There was ice in her question. Since when had she become so strident about Islam?
“What have you become, father? The Law says that wome
n are to be with their fathers and their husbands. They are not for other men. That…is sin!”
Her voice held such loathing and so much pain. He wanted to pull her to him, take her in his arms, stroke the fear out of his child, but he knew this time he could not. Her hand was too rigid. Her breath was too quick. She was ready to run, ready to pull away and never come back.
He could not chance that.
“I… I feel like the barest breeze, the puff of my breath, could send you from me,” he said. He bowed his head. “Let’s speak of this no more.”
Chapter 17
The pale sunlight through a warped hospital window placed lines on her father’s face Khadija hadn’t seen before. Were those scars around his eyes? Certainly there were shadows under them and a slope of sorrow to his lips.
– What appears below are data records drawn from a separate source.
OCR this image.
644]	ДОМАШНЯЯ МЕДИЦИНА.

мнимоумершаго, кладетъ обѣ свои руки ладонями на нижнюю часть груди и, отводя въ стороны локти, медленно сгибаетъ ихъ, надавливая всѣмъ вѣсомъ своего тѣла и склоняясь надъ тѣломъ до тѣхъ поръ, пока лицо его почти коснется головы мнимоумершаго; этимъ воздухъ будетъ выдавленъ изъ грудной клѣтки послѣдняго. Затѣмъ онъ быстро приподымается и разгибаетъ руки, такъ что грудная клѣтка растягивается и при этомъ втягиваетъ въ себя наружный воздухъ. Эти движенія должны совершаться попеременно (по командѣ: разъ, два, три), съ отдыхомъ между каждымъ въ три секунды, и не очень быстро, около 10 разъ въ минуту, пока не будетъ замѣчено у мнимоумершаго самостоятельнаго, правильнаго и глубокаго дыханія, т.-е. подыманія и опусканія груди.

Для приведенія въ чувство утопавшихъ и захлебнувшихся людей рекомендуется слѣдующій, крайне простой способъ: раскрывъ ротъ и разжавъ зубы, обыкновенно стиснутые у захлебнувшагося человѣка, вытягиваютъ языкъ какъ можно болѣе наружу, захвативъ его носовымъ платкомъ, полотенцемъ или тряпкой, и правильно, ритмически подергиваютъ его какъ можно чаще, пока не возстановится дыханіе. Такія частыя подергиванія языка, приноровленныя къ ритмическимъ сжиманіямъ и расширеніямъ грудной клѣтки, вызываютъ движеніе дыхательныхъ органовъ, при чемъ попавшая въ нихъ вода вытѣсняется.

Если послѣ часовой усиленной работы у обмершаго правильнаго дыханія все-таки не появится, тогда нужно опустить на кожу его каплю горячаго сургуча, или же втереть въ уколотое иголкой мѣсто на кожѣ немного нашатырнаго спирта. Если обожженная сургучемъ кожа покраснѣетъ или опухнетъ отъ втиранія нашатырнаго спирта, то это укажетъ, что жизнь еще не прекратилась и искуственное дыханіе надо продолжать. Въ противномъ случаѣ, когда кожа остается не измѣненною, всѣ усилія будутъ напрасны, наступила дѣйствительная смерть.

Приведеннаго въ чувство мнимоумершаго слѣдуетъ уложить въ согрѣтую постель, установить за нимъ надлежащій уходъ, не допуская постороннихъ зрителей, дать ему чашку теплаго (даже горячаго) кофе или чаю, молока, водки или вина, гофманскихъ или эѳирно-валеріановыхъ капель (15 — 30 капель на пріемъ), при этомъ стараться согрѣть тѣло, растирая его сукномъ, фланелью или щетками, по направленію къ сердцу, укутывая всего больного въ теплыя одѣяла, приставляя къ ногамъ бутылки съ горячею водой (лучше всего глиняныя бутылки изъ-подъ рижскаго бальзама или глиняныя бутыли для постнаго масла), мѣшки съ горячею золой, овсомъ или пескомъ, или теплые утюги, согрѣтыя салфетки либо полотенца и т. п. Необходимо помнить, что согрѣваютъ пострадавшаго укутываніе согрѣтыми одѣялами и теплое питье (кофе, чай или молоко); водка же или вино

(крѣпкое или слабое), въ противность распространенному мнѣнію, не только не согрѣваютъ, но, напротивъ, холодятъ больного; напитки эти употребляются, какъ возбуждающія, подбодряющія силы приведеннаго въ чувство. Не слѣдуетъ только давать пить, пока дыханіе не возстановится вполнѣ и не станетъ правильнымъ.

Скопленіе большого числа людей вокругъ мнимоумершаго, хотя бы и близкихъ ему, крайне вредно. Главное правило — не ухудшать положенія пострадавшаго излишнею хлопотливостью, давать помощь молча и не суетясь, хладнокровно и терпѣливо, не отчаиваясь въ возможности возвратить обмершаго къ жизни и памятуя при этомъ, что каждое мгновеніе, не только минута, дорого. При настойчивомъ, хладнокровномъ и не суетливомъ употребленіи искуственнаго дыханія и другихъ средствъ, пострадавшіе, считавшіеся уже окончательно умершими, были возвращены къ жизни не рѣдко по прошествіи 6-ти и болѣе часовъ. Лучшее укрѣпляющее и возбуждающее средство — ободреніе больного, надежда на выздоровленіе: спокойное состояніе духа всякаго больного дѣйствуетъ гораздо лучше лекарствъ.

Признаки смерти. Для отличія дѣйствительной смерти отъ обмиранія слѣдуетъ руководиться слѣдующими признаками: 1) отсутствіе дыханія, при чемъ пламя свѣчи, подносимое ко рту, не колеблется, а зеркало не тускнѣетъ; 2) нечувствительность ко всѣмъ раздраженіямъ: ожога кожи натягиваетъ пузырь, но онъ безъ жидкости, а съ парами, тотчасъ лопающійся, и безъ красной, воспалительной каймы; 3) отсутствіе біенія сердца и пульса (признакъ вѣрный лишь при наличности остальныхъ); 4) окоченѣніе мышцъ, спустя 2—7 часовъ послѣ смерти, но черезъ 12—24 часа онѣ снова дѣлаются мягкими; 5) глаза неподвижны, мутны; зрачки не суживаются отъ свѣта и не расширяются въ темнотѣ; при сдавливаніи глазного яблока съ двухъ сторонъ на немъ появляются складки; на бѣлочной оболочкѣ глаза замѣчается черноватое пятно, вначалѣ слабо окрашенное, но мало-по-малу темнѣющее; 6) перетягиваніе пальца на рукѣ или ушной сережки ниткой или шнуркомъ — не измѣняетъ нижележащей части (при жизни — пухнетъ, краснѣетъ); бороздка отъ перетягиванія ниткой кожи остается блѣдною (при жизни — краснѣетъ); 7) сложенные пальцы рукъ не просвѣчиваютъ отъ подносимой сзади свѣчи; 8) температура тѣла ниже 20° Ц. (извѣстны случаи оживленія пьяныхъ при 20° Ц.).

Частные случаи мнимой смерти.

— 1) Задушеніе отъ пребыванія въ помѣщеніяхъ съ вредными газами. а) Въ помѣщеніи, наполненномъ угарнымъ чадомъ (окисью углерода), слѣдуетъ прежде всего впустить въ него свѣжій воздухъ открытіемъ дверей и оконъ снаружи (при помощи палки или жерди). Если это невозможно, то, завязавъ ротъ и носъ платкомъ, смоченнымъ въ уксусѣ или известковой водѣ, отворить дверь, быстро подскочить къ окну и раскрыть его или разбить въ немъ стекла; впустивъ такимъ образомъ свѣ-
She wished she could help him understand that his ways were old. He failed to see what was happening to their country. To allow foreign doctors to touch Afghani women—what was Papa thinking?
Finally he grasped her arm lightly and started down the barren hallway towards the operating theater. He seemed to have lost weight on this journey. She would need to make sure he ate more. She had to care for him, protect him, and for that she would deal with Michael Bellis.
It had been two days since she had been there and she had said nothing to her papa. He would not approve of her actions. She kept telling herself it didn’t matter, nor did it matter that the Amrikaayi was her father’s friend. What mattered was saving her people from a dishonorable fate.
Michael Bellis held information Hashemi needed to cleanse Afghanistan. So the Amrikaayi had to live and that required antibiotics. His life would be traded for the information she needed.
A full course of ampecillin would probably do it. Or some of the chloramphenicol her father had brought north for the hospital. It had been unloaded their first day here.